In the US in 2010, the average cost of one year's tuition and fees at a public four-year university was around $8,000 US Dollars (USD), not including books or living expenses. This might be considered the "explicit cost" for a year of college. The opportunity cost of college, or "implicit cost," however, is this amount plus what the student could have been making at another job, but is not because he or she is attending college.
The exact figure of course depends on what other job opportunities would actually be available to the person. If the potential student is an experienced electrician making $50,000 (USD) a year, the opportunity cost of college upon leaving this job would be $50,000 (USD) a year plus the explicit cost. On the other hand, this person might be a recent high school graduate with little to no job experience or practical skills, who would likely be making $15,000 (USD) a year in an unskilled position if not attending college, in which case the opportunity cost would be comparatively low. Interestingly, the opportunity cost of college is significantly lower in times of economic recession, when a person is less likely to find a well-paying job.

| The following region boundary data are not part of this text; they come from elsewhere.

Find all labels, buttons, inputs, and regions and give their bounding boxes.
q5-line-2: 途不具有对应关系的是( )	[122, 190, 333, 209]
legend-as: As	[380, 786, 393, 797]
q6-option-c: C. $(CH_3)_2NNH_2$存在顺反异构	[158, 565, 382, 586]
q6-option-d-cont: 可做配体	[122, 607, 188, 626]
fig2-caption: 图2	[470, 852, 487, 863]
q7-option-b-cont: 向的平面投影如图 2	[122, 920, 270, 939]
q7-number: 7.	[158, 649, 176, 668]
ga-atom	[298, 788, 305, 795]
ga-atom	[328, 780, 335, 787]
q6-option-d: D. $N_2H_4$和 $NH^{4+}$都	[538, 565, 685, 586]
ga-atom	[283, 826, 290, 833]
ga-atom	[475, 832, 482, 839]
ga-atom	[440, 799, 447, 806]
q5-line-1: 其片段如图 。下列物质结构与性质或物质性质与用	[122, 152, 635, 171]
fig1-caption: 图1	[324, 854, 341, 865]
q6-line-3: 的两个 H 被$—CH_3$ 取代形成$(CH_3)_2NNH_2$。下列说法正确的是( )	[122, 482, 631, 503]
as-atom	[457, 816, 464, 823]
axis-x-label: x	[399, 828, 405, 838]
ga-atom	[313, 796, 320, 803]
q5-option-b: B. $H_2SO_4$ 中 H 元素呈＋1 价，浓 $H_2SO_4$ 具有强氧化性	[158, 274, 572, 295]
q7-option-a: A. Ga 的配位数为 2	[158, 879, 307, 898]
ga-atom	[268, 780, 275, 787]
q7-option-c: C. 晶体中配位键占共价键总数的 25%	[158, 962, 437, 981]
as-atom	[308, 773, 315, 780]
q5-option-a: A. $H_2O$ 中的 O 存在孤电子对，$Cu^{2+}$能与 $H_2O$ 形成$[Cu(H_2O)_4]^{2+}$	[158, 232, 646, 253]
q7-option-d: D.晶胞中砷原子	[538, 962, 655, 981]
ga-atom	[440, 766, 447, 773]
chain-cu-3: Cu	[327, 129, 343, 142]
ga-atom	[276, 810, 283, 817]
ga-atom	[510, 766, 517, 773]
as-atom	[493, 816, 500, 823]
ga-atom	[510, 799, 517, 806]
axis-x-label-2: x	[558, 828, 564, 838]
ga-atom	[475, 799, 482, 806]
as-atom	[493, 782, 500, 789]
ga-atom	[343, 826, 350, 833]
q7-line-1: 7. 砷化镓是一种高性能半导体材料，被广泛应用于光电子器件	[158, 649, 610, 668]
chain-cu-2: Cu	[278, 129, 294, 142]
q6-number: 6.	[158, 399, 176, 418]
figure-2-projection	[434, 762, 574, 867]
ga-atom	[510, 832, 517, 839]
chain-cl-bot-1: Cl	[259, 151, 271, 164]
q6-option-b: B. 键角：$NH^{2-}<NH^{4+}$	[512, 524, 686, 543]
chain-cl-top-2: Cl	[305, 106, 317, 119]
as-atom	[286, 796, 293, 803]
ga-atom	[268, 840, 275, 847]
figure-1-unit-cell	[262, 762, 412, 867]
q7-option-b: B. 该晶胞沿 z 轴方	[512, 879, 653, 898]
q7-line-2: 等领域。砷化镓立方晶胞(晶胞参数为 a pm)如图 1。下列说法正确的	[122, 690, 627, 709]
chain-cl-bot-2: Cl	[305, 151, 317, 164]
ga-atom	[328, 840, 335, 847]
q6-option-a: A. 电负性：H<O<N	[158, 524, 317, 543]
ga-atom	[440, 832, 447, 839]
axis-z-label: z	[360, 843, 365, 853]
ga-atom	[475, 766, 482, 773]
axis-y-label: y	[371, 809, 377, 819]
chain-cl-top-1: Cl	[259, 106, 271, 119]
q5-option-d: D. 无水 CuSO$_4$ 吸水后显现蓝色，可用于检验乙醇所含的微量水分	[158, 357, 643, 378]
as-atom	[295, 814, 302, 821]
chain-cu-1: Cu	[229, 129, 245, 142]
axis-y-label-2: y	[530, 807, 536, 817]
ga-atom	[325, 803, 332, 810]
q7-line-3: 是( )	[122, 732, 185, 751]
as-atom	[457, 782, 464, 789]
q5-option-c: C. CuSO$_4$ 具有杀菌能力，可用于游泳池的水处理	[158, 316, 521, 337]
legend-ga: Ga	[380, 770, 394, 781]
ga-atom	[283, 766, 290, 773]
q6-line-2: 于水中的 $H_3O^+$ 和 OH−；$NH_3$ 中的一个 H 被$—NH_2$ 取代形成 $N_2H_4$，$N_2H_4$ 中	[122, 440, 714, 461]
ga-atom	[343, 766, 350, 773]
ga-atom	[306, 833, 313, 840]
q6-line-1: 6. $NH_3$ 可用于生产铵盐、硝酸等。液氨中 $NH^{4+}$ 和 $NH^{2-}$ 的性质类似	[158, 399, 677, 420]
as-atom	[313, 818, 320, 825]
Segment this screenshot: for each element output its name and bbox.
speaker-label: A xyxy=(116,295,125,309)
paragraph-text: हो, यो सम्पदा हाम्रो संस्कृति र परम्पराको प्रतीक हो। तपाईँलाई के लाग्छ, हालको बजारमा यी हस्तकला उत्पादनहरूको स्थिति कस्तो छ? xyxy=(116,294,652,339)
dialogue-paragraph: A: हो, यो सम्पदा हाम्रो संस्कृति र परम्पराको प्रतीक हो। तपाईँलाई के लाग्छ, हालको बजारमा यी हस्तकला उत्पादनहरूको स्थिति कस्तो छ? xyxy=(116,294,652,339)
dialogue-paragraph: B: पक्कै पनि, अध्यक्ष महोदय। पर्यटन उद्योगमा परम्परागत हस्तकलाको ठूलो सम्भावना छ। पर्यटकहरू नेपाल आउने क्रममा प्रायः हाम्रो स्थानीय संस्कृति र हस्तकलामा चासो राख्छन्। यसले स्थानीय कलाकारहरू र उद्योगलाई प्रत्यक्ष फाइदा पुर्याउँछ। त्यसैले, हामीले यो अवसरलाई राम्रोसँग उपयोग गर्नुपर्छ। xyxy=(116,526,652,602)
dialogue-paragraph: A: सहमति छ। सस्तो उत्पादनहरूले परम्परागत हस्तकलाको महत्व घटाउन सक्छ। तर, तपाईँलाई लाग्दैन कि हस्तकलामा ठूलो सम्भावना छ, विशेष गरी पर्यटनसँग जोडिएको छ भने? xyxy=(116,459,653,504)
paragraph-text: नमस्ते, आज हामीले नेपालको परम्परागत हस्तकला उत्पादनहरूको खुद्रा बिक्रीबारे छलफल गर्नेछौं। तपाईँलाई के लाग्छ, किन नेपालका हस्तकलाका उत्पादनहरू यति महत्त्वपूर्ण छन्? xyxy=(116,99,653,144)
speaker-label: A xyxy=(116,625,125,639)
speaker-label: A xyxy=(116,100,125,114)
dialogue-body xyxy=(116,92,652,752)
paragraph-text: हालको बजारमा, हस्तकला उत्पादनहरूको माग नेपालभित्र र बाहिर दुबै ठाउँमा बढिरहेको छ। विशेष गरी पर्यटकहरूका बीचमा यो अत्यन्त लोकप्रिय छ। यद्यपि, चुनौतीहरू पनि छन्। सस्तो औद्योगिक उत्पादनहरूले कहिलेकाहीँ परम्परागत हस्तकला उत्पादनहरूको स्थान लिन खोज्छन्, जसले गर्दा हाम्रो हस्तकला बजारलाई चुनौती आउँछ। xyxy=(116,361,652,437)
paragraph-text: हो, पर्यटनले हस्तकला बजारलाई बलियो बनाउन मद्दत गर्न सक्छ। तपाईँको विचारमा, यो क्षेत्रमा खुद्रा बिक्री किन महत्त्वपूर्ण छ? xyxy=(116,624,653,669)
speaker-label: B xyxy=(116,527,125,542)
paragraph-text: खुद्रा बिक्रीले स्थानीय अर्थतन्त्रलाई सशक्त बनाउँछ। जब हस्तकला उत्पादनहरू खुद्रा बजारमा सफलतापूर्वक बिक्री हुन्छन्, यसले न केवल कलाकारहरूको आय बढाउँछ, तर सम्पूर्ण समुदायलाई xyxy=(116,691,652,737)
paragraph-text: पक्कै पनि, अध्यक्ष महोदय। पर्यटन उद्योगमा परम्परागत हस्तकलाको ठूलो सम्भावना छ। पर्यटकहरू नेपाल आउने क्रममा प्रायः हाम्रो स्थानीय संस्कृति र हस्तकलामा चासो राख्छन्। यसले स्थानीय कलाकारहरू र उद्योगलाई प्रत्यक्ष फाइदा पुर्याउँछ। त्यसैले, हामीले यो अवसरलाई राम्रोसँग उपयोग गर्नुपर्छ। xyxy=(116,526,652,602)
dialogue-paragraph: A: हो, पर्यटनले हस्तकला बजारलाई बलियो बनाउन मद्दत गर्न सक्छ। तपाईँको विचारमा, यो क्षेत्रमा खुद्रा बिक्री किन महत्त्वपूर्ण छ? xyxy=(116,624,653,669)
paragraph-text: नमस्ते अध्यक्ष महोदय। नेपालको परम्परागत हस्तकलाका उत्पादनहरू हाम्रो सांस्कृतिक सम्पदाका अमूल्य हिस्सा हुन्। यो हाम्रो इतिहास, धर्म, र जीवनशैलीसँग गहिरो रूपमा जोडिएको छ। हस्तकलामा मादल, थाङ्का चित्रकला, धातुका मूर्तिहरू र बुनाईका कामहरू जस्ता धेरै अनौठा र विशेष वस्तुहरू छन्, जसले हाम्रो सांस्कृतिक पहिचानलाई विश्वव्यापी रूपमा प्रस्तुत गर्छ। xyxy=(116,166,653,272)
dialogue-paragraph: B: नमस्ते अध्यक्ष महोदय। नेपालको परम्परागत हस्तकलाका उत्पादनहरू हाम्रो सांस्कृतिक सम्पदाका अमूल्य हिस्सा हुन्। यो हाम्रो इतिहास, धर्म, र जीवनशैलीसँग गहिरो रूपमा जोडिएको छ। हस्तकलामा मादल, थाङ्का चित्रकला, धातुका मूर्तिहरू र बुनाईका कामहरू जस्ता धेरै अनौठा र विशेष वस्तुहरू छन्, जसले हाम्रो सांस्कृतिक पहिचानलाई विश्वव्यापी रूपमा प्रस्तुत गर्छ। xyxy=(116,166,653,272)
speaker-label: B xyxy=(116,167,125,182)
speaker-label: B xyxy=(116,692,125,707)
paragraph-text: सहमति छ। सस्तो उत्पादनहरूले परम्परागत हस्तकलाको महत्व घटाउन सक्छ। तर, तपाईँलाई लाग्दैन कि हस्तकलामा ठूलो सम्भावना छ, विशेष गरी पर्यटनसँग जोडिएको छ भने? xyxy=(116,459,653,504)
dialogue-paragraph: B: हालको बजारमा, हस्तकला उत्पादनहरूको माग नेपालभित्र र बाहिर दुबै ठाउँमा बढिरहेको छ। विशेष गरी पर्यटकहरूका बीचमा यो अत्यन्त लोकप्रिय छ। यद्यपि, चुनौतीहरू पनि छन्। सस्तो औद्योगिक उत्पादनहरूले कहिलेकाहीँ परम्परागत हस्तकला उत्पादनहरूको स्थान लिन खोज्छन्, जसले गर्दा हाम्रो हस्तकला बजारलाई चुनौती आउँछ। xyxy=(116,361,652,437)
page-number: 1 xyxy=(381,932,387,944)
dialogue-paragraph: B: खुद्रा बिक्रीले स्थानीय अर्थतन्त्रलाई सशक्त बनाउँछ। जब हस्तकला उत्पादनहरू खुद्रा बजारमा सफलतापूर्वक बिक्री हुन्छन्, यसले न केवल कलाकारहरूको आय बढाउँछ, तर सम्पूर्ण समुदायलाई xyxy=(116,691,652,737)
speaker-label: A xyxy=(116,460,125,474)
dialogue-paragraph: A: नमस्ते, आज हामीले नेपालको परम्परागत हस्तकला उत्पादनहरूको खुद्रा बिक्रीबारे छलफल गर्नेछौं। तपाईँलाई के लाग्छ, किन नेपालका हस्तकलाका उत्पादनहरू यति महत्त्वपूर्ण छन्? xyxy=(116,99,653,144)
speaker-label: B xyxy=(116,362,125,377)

When considering whether the opportunity cost of college is worth the expense, a potential student should also consider the opportunity cost of not attending college. On average in the US in 1999, college graduates made $20,000 (USD) a year more than high school graduates who did not finish college. If the particular course of study is likely to provide the student with higher-paying job opportunities that would make up the opportunity cost in a reasonable amount of time, then attending college would be a good long-term financial choice.
Of course, money is not the only factor in a potential student's decision. College courses can be highly demanding in terms of time and energy as well. The time invested in attending classes, reading, studying, working on projects, etc., also has an opportunity cost in terms of what other activities the person might be doing. These activities might include gaining work experience, spending time with family, or even sleeping. This is especially true for nontraditional students — generally those who do not enroll directly after high school, as they are more likely to have spouses, children or an existing job.
Perhaps another concept students should consider is the skyrocketing cost of attending college. The average cost of going to college has outpaced increases one might expect would result from inflation, causing a lot of students to take on huge amounts of debts in the form of college loans.
By the way, those federally-backed loans are almost impossible to discharge in bankruptcy. Students are stuck with them and they'd better hope they get a job that will both allow them to retire those loans early and make a decent living.
Here's an example. I graduated from a snotty liberal arts college in 1991. The cost of tuition, room and board for attending that college for one year is equal to what it cost to attend for four years when I graduated. That's ridiculously expensive and there's no good reason why costs have gone up that much.